La tradizione siciliana si trasforma con questa variante “al piatto” di un dolce a base di mais dalle origini molto antiche e leggendarie, il cucciàri

Il termine “cucciàri” può sembrare ingannevole, perché, parlando di una monoporzione che viene presentata al piatto, può sembrare il “cucchiaino” con la quale va degustato il dolce. Forse qualche analogia la possiamo anche trovare visto che “cucchiaino” significa piccolo cucchiaio. E, in effetti, in dialetto siciliano “cucciàri” deriva dal sostantivo “còcciu” che significa cosa piccola, chicco. Secondo la leggenda si tratta del chicco di frumento che sfamò i palermitani dopo una lunga carestia...

Cucciàri

Per l’impasto

  • Ricotta 250 g
  • Copertura fondente Vanini Icam grattugiata 40 g
  • Gocce di cioccolato Nougat Icam 600 g
  • Mais 100 g
  • 4 spezie (noce moscata, pepe rosso, pepe nero e cannella) q.b.
  • Mandorle filettate tostate 50 g

Mescolate insieme tutti gli ingredienti. Una volta ottenuto un composto ben omogeneo dividetelo in porzioni utilizzando un coppapasta del diametro di 6 cm.

Biscuit al cioccolato

  • Tuorli d’uovo 250 g
  • Zucchero semolato 300 g
  • Albume 330 g
  • Farina debole biscotto 150 g
  • Cacao amaro 10/12 Icam 70 g
  • Burro 100 g

Montate i tuorli d’uovo con 100 g di zucchero.
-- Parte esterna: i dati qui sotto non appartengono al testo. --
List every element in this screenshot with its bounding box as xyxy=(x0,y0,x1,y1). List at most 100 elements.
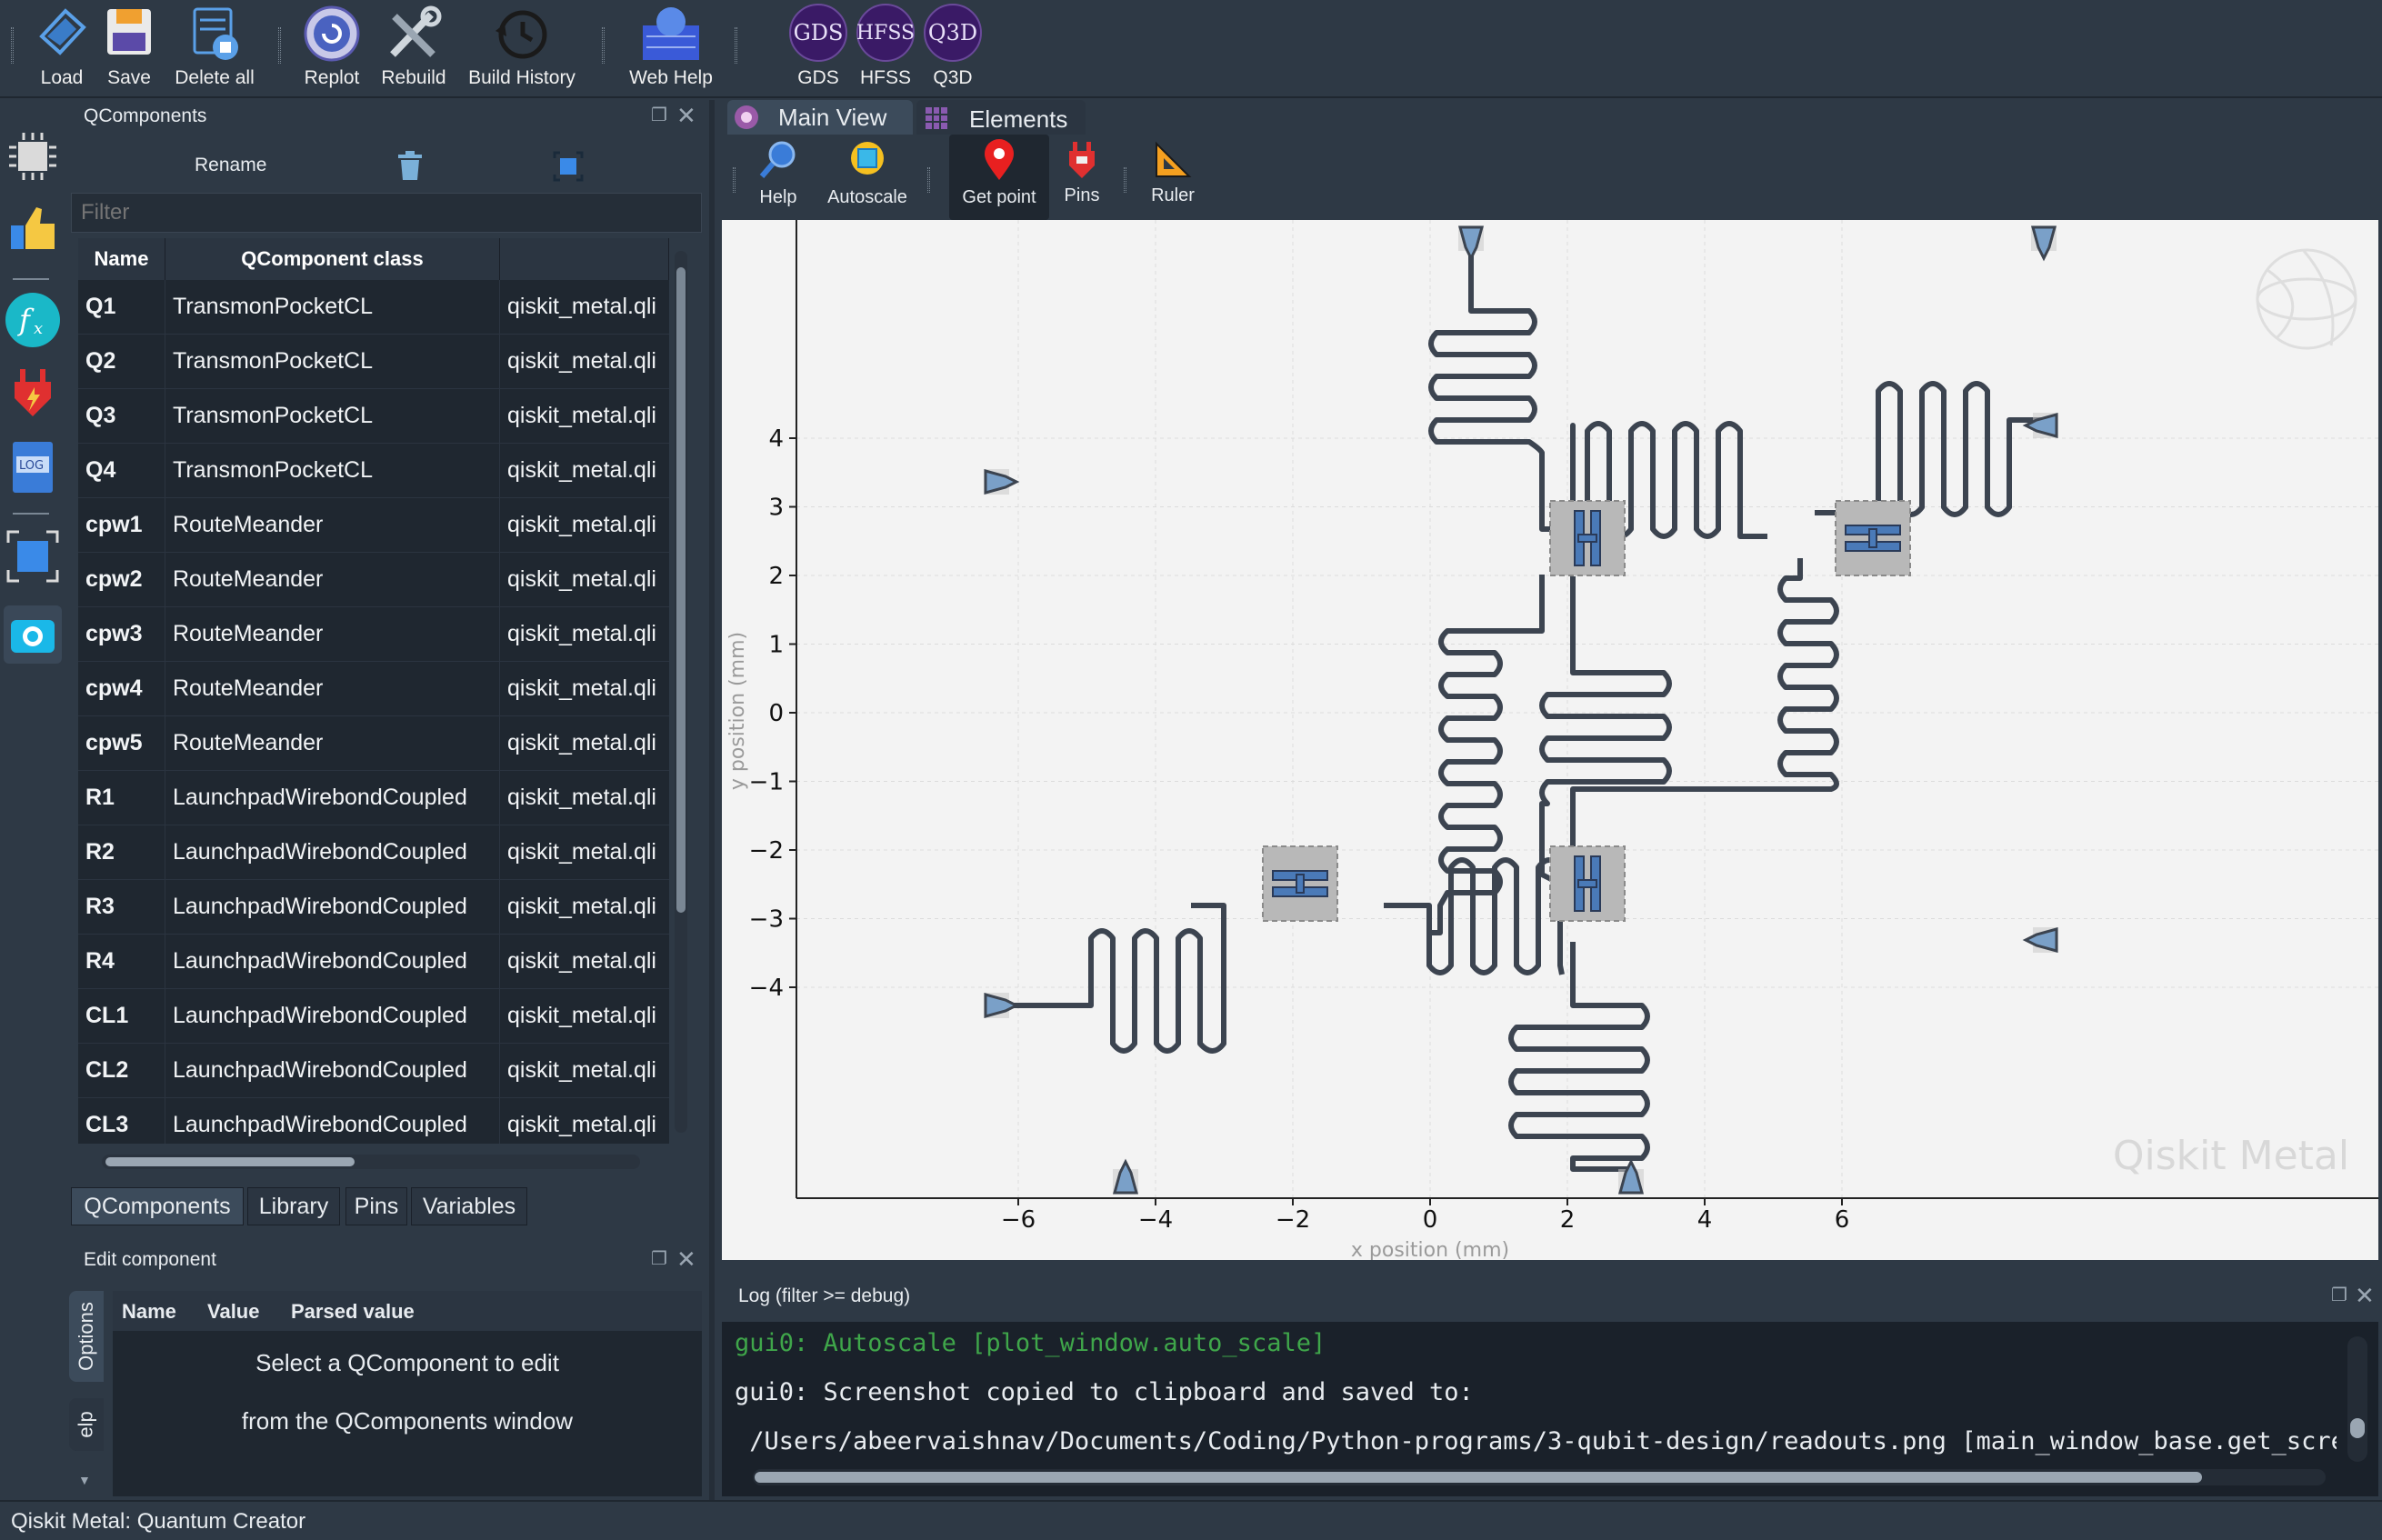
table-cell-mod: qiskit_metal.qli xyxy=(500,1044,669,1098)
left-tool-strip: f x LOG xyxy=(0,100,65,1500)
scrollbar-thumb[interactable] xyxy=(105,1157,355,1166)
scrollbar-thumb[interactable] xyxy=(755,1472,2202,1483)
table-horizontal-scrollbar[interactable] xyxy=(102,1155,640,1169)
table-vertical-scrollbar[interactable] xyxy=(675,251,687,1133)
tab-elements[interactable]: Elements xyxy=(916,100,1086,135)
delete-component-button[interactable] xyxy=(396,151,424,187)
float-panel-icon[interactable]: ❐ xyxy=(2331,1285,2347,1305)
tab-library[interactable]: Library xyxy=(247,1187,340,1225)
scrollbar-thumb[interactable] xyxy=(676,267,686,913)
launchpad[interactable] xyxy=(1458,225,1484,262)
table-row[interactable]: cpw1 RouteMeander qiskit_metal.qli xyxy=(78,498,669,553)
scroll-down-arrow-icon[interactable]: ▼ xyxy=(78,1473,91,1487)
y-tick-label: 0 xyxy=(768,700,784,727)
qubit-pocket[interactable] xyxy=(1262,845,1338,922)
autoscale-icon xyxy=(851,142,884,175)
table-row[interactable]: CL2 LaunchpadWirebondCoupled qiskit_metal.… xyxy=(78,1044,669,1098)
launchpad[interactable] xyxy=(2022,413,2058,438)
get-point-button[interactable]: Get point xyxy=(949,135,1049,220)
thumbs-up-button[interactable] xyxy=(4,198,62,256)
log-horizontal-scrollbar[interactable] xyxy=(753,1469,2326,1485)
qcomponents-table: Name QComponent class Q1 TransmonPocketCL… xyxy=(78,238,669,1144)
log-panel: Log (filter >= debug) ❐ ✕ gui0: Autoscal… xyxy=(722,1280,2378,1498)
table-row[interactable]: CL1 LaunchpadWirebondCoupled qiskit_metal.… xyxy=(78,989,669,1044)
replot-button[interactable]: Replot xyxy=(302,0,362,98)
ruler-button[interactable]: Ruler xyxy=(1146,140,1200,216)
chip-button[interactable] xyxy=(4,127,62,185)
build-history-button[interactable]: Build History xyxy=(465,0,578,98)
tab-variables[interactable]: Variables xyxy=(411,1187,527,1225)
design-plot-canvas[interactable]: −6 −4 −2 0 2 4 6 4 3 2 1 0 −1 −2 −3 −4 x position (mm)… xyxy=(722,220,2378,1262)
plot-help-button[interactable]: Help xyxy=(755,140,802,216)
save-button[interactable]: Save xyxy=(100,0,158,98)
web-help-button[interactable]: Web Help xyxy=(627,0,715,98)
table-row[interactable]: Q2 TransmonPocketCL qiskit_metal.qli xyxy=(78,335,669,389)
launchpad[interactable] xyxy=(984,469,1020,495)
tab-options[interactable]: Options xyxy=(69,1291,104,1382)
delete-all-button[interactable]: Delete all xyxy=(169,0,260,98)
layout-plot[interactable]: −6 −4 −2 0 2 4 6 4 3 2 1 0 −1 −2 −3 −4 x position (mm)… xyxy=(722,220,2378,1262)
table-row[interactable]: CL3 LaunchpadWirebondCoupled qiskit_metal.… xyxy=(78,1098,669,1144)
table-row[interactable]: R4 LaunchpadWirebondCoupled qiskit_metal.q… xyxy=(78,935,669,989)
launchpad[interactable] xyxy=(984,993,1020,1018)
launchpad[interactable] xyxy=(2031,225,2057,262)
close-panel-icon[interactable]: ✕ xyxy=(2355,1282,2375,1309)
table-row[interactable]: cpw2 RouteMeander qiskit_metal.qli xyxy=(78,553,669,607)
qubit-pocket[interactable] xyxy=(1549,500,1626,576)
rebuild-button[interactable]: Rebuild xyxy=(380,0,447,98)
filter-input[interactable] xyxy=(71,193,702,233)
launchpad[interactable] xyxy=(1113,1158,1138,1195)
tab-main-view[interactable]: Main View xyxy=(727,100,913,135)
tab-qcomponents[interactable]: QComponents xyxy=(71,1187,244,1225)
table-row[interactable]: cpw4 RouteMeander qiskit_metal.qli xyxy=(78,662,669,716)
gds-button[interactable]: GDS GDS xyxy=(787,0,849,98)
close-panel-icon[interactable]: ✕ xyxy=(676,102,696,129)
tab-help[interactable]: elp xyxy=(69,1398,104,1451)
table-row[interactable]: Q3 TransmonPocketCL qiskit_metal.qli xyxy=(78,389,669,444)
column-header-parsed-value[interactable]: Parsed value xyxy=(291,1300,415,1323)
column-header-name[interactable]: Name xyxy=(122,1300,176,1323)
table-row[interactable]: Q4 TransmonPocketCL qiskit_metal.qli xyxy=(78,444,669,498)
column-header-value[interactable]: Value xyxy=(207,1300,260,1323)
plugin-button[interactable] xyxy=(4,364,62,422)
pins-button[interactable]: Pins xyxy=(1058,140,1106,216)
table-row[interactable]: Q1 TransmonPocketCL qiskit_metal.qli xyxy=(78,280,669,335)
log-vertical-scrollbar[interactable] xyxy=(2347,1336,2367,1462)
column-header-class[interactable]: QComponent class xyxy=(165,238,500,280)
float-panel-icon[interactable]: ❐ xyxy=(651,105,667,125)
table-cell-name: Q1 xyxy=(78,280,165,335)
table-cell-cls: RouteMeander xyxy=(165,716,500,771)
panel-splitter[interactable] xyxy=(709,100,715,1500)
table-row[interactable]: cpw5 RouteMeander qiskit_metal.qli xyxy=(78,716,669,771)
y-tick-label: 4 xyxy=(768,425,784,453)
hfss-button[interactable]: HFSS HFSS xyxy=(855,0,916,98)
tab-pins[interactable]: Pins xyxy=(345,1187,407,1225)
load-button[interactable]: Load xyxy=(33,0,91,98)
scrollbar-thumb[interactable] xyxy=(2350,1418,2365,1438)
screenshot-button[interactable] xyxy=(4,605,62,664)
log-output[interactable]: gui0: Autoscale [plot_window.auto_scale]… xyxy=(722,1322,2378,1496)
route-cpw-q4-bottom xyxy=(1508,942,1650,1187)
table-row[interactable]: R3 LaunchpadWirebondCoupled qiskit_metal.q… xyxy=(78,880,669,935)
fit-view-button[interactable] xyxy=(4,527,62,585)
select-component-button[interactable] xyxy=(553,151,584,187)
rename-button[interactable]: Rename xyxy=(195,155,267,175)
close-panel-icon[interactable]: ✕ xyxy=(676,1245,696,1273)
function-button[interactable]: f x xyxy=(4,291,62,349)
launchpad[interactable] xyxy=(1618,1158,1644,1195)
column-header-name[interactable]: Name xyxy=(78,238,165,280)
launchpad[interactable] xyxy=(2022,927,2058,953)
table-row[interactable]: R2 LaunchpadWirebondCoupled qiskit_metal.q… xyxy=(78,825,669,880)
qubit-pocket[interactable] xyxy=(1835,500,1911,576)
float-panel-icon[interactable]: ❐ xyxy=(651,1249,667,1269)
autoscale-button[interactable]: Autoscale xyxy=(820,140,915,216)
column-header-module[interactable] xyxy=(500,238,669,280)
qubit-pocket[interactable] xyxy=(1549,845,1626,922)
chip-icon xyxy=(9,133,56,180)
table-row[interactable]: cpw3 RouteMeander qiskit_metal.qli xyxy=(78,607,669,662)
q3d-button[interactable]: Q3D Q3D xyxy=(922,0,984,98)
main-toolbar: Load Save Delete all Replot xyxy=(0,0,2382,98)
log-button[interactable]: LOG xyxy=(4,438,62,496)
table-row[interactable]: R1 LaunchpadWirebondCoupled qiskit_metal.q… xyxy=(78,771,669,825)
table-cell-name: CL1 xyxy=(78,989,165,1044)
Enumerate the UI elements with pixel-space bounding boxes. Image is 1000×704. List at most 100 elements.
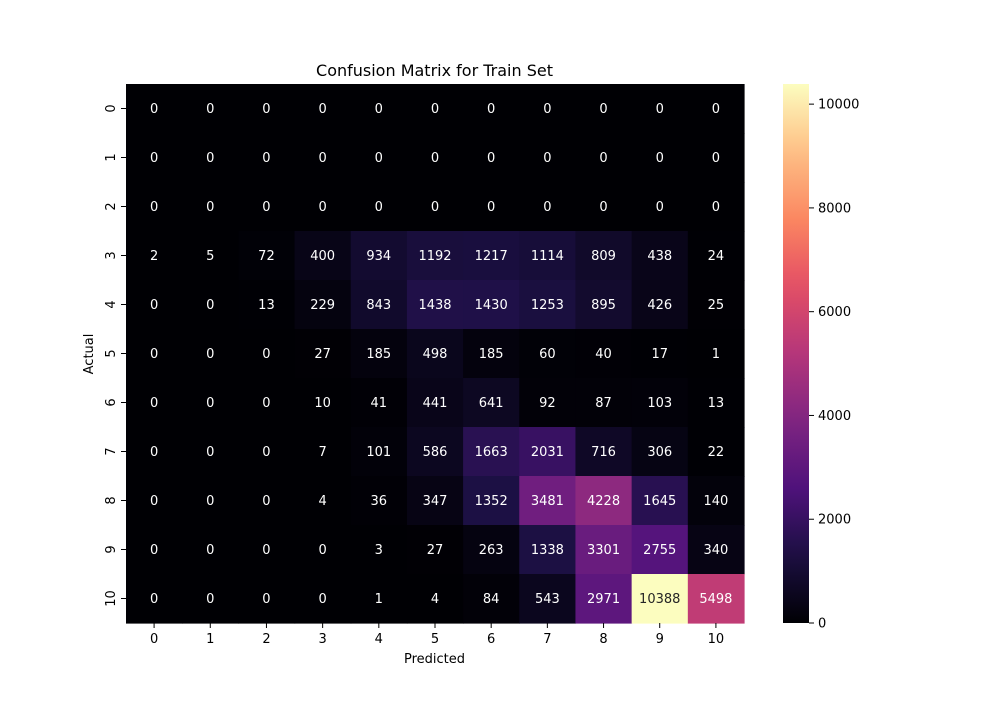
cell-value-label: 0 <box>487 151 495 166</box>
cell-value-label: 0 <box>206 200 214 215</box>
heatmap-cell-6-3 <box>294 378 352 428</box>
cell-value-label: 0 <box>487 200 495 215</box>
cell-value-label: 438 <box>647 249 672 264</box>
cell-value-label: 4 <box>318 494 326 509</box>
heatmap-cell-3-4 <box>350 231 408 281</box>
y-tick-label: 8 <box>104 496 119 504</box>
cell-value-label: 0 <box>543 151 551 166</box>
y-tick-label: 0 <box>104 104 119 112</box>
heatmap-cell-10-10 <box>687 574 745 624</box>
heatmap-cell-5-0 <box>126 329 183 379</box>
heatmap-cell-1-7 <box>519 133 577 183</box>
heatmap-cell-0-8 <box>575 84 633 134</box>
heatmap-cell-1-4 <box>350 133 408 183</box>
heatmap-cell-10-7 <box>519 574 577 624</box>
cell-value-label: 24 <box>708 249 725 264</box>
heatmap-cell-7-0 <box>126 427 183 477</box>
cell-value-label: 0 <box>375 102 383 117</box>
heatmap-cell-5-10 <box>687 329 745 379</box>
heatmap-cell-8-6 <box>463 476 520 526</box>
heatmap-cell-5-7 <box>519 329 577 379</box>
cell-value-label: 17 <box>651 347 668 362</box>
cell-value-label: 0 <box>712 151 720 166</box>
heatmap-cell-0-10 <box>687 84 745 134</box>
heatmap-cell-0-3 <box>294 84 352 134</box>
heatmap-cell-6-4 <box>350 378 408 428</box>
cell-value-label: 0 <box>206 494 214 509</box>
heatmap-cell-0-4 <box>350 84 408 134</box>
cell-value-label: 4228 <box>587 494 620 509</box>
cell-value-label: 0 <box>375 151 383 166</box>
cell-value-label: 87 <box>595 396 612 411</box>
colorbar-tick-label: 10000 <box>818 98 859 113</box>
heatmap-cell-3-3 <box>294 231 352 281</box>
cell-value-label: 0 <box>150 445 158 460</box>
heatmap-cell-8-3 <box>294 476 352 526</box>
cell-value-label: 0 <box>431 102 439 117</box>
cell-value-label: 0 <box>206 298 214 313</box>
heatmap-cell-7-6 <box>463 427 520 477</box>
heatmap-cell-7-5 <box>406 427 464 477</box>
cell-value-label: 7 <box>318 445 326 460</box>
heatmap-cell-1-2 <box>238 133 296 183</box>
heatmap-cell-1-10 <box>687 133 745 183</box>
heatmap-cell-3-7 <box>519 231 577 281</box>
colorbar-tick-label: 2000 <box>818 513 851 528</box>
cell-value-label: 185 <box>479 347 504 362</box>
cell-value-label: 0 <box>262 396 270 411</box>
x-tick-label: 4 <box>375 632 383 647</box>
heatmap-cell-4-6 <box>463 280 520 330</box>
cell-value-label: 4 <box>431 592 439 607</box>
cell-value-label: 3481 <box>531 494 564 509</box>
heatmap-cell-8-4 <box>350 476 408 526</box>
cell-value-label: 0 <box>150 298 158 313</box>
heatmap-cell-3-10 <box>687 231 745 281</box>
cell-value-label: 40 <box>595 347 612 362</box>
heatmap-cell-2-6 <box>463 182 520 232</box>
heatmap-cell-5-6 <box>463 329 520 379</box>
cell-value-label: 0 <box>262 543 270 558</box>
cell-value-label: 2971 <box>587 592 620 607</box>
heatmap-cell-1-8 <box>575 133 633 183</box>
heatmap-cell-6-2 <box>238 378 296 428</box>
heatmap-cell-5-5 <box>406 329 464 379</box>
cell-value-label: 5498 <box>699 592 732 607</box>
heatmap-cell-1-3 <box>294 133 352 183</box>
heatmap-cell-6-9 <box>631 378 689 428</box>
y-tick-label: 4 <box>104 300 119 308</box>
cell-value-label: 0 <box>150 347 158 362</box>
cell-value-label: 27 <box>427 543 444 558</box>
heatmap-cell-3-5 <box>406 231 464 281</box>
heatmap-cell-2-9 <box>631 182 689 232</box>
x-tick-label: 10 <box>708 632 725 647</box>
heatmap-cell-7-4 <box>350 427 408 477</box>
heatmap-cell-7-2 <box>238 427 296 477</box>
heatmap-cell-8-1 <box>182 476 239 526</box>
heatmap-cell-1-5 <box>406 133 464 183</box>
cell-value-label: 1253 <box>531 298 564 313</box>
x-tick-label: 1 <box>206 632 214 647</box>
cell-value-label: 0 <box>712 102 720 117</box>
cell-value-label: 0 <box>656 200 664 215</box>
cell-value-label: 13 <box>258 298 275 313</box>
heatmap-cell-4-10 <box>687 280 745 330</box>
cell-value-label: 25 <box>708 298 725 313</box>
cell-value-label: 400 <box>310 249 335 264</box>
heatmap-cell-5-8 <box>575 329 633 379</box>
y-axis-label: Actual <box>82 334 97 375</box>
heatmap-cell-5-1 <box>182 329 239 379</box>
cell-value-label: 441 <box>423 396 448 411</box>
y-tick-label: 5 <box>104 349 119 357</box>
heatmap-cell-8-2 <box>238 476 296 526</box>
heatmap-cell-3-9 <box>631 231 689 281</box>
heatmap-cell-10-2 <box>238 574 296 624</box>
heatmap-cell-4-2 <box>238 280 296 330</box>
cell-value-label: 0 <box>712 200 720 215</box>
heatmap-cell-0-2 <box>238 84 296 134</box>
colorbar-tick-label: 0 <box>818 617 826 632</box>
heatmap-cell-2-0 <box>126 182 183 232</box>
cell-value-label: 13 <box>708 396 725 411</box>
cell-value-label: 27 <box>314 347 331 362</box>
heatmap-cell-0-1 <box>182 84 239 134</box>
heatmap-cell-7-9 <box>631 427 689 477</box>
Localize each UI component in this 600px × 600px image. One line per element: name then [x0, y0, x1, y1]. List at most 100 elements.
Separatamente montate gli albumi con il resto dello zucchero (200 g). Unite le due masse e incorporate le polveri precedentemente setacciate insieme. Inserite il burro sciolto a 55°C e amalgamate il tutto. Stendete su placche rivestite di carta da forno a un’altezza di 6 mm e cuocete a 230°C per 6-7 minuti.

Montaggio

Tagliate il biscuit al cioccolato con il coppapasta della stessa dimensione delle porzioni di Cucciàri. Posizionate il dolce sul disco di biscuit e rimuovete dallo stampo. Decorate il dolce con decori Domino Icam, un bastoncino di cioccolato fondente, un pezzo di cannella, una mandorla e mais, come nella foto.